What Progress Metrics Actually Predict
Completion percentage is the metric most teams look at first, and the one most likely to mislead. A learner who has marked every challenge complete with a fifty percent average score has not learned the material; they have moved through it. Completion alone tells you that activity happened, not that retention happened. The metric pairs that actually predict real-world skill are accuracy on first attempt and consistency over time. A learner finishing two Practice challenges per week with an average score above eighty percent over a quarter is internalizing the material. A learner finishing twenty in one week with a fifty percent average is not.
Spaced repetition is the missing variable. The vulnerabilities you saw three months ago in Practice Mode are the ones you forget first. Returning to the same topic after several weeks, even briefly, is where retention compounds. Encourage learners to revisit older topics rather than only progressing into new ones. The dashboard does not enforce that pattern but the data supports it.

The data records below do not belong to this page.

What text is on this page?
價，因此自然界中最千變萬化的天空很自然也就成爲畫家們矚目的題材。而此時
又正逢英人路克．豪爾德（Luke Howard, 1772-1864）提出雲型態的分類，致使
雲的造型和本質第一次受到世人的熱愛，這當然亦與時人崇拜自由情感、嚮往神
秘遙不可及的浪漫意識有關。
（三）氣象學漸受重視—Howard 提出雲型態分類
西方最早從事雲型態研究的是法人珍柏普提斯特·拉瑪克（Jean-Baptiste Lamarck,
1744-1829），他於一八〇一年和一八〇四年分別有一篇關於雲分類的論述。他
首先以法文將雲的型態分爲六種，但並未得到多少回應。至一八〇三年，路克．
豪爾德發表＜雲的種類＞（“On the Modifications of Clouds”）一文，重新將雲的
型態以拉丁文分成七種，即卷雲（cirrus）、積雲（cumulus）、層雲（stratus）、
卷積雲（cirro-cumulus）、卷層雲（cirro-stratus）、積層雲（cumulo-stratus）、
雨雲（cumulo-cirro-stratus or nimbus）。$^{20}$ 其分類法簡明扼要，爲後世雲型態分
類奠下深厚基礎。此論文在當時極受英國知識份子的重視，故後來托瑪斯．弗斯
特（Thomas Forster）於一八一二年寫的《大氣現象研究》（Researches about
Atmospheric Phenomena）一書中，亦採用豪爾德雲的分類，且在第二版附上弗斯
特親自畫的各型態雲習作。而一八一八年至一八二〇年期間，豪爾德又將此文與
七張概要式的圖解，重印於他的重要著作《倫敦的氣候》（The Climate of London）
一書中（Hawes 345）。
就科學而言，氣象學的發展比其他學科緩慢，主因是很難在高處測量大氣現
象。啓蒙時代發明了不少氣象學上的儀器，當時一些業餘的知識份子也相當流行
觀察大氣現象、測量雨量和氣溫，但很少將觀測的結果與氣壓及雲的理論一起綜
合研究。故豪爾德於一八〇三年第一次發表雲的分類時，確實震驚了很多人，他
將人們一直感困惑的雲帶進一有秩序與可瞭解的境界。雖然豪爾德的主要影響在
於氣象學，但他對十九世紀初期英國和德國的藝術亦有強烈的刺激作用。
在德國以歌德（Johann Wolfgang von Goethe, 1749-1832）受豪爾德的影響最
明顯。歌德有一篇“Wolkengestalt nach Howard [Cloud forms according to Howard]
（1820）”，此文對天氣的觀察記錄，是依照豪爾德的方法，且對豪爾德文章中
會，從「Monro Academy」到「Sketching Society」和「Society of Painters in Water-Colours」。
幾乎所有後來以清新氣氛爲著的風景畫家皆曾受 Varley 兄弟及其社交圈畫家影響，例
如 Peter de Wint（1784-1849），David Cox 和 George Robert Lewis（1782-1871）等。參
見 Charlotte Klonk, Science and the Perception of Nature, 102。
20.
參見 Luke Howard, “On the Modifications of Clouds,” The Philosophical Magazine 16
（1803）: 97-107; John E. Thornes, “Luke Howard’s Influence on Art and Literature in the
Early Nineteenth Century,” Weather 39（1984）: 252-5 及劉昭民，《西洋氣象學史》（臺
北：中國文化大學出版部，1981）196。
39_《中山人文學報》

Reading Progress as an Org Admin vs as a Learner
As a learner, the most useful reading of your progress is per-topic accuracy paired with which language you used. If your score in SQL injection is sixty percent in Python and ninety percent in TypeScript, that is a real signal about where to focus next. Total XP is fine for motivation but is not diagnostic on its own. Use the per-topic breakdown to find your weakest area and pair it with the matching Learn scenario before going back to Practice on the same topic.
As an Org Admin, progress dashboards are not individual performance reviews. The right read is at the team and category level: which categories does the team consistently struggle with, and which assignments are stalling near the deadline. A category with low average scores across the team is a training gap, not a person problem, and it tells you where to assign more Learn scenarios. An individual with low completion is more often a workload or onboarding issue than a skill issue. See Quick Start for assignment design tips that keep weekly load realistic.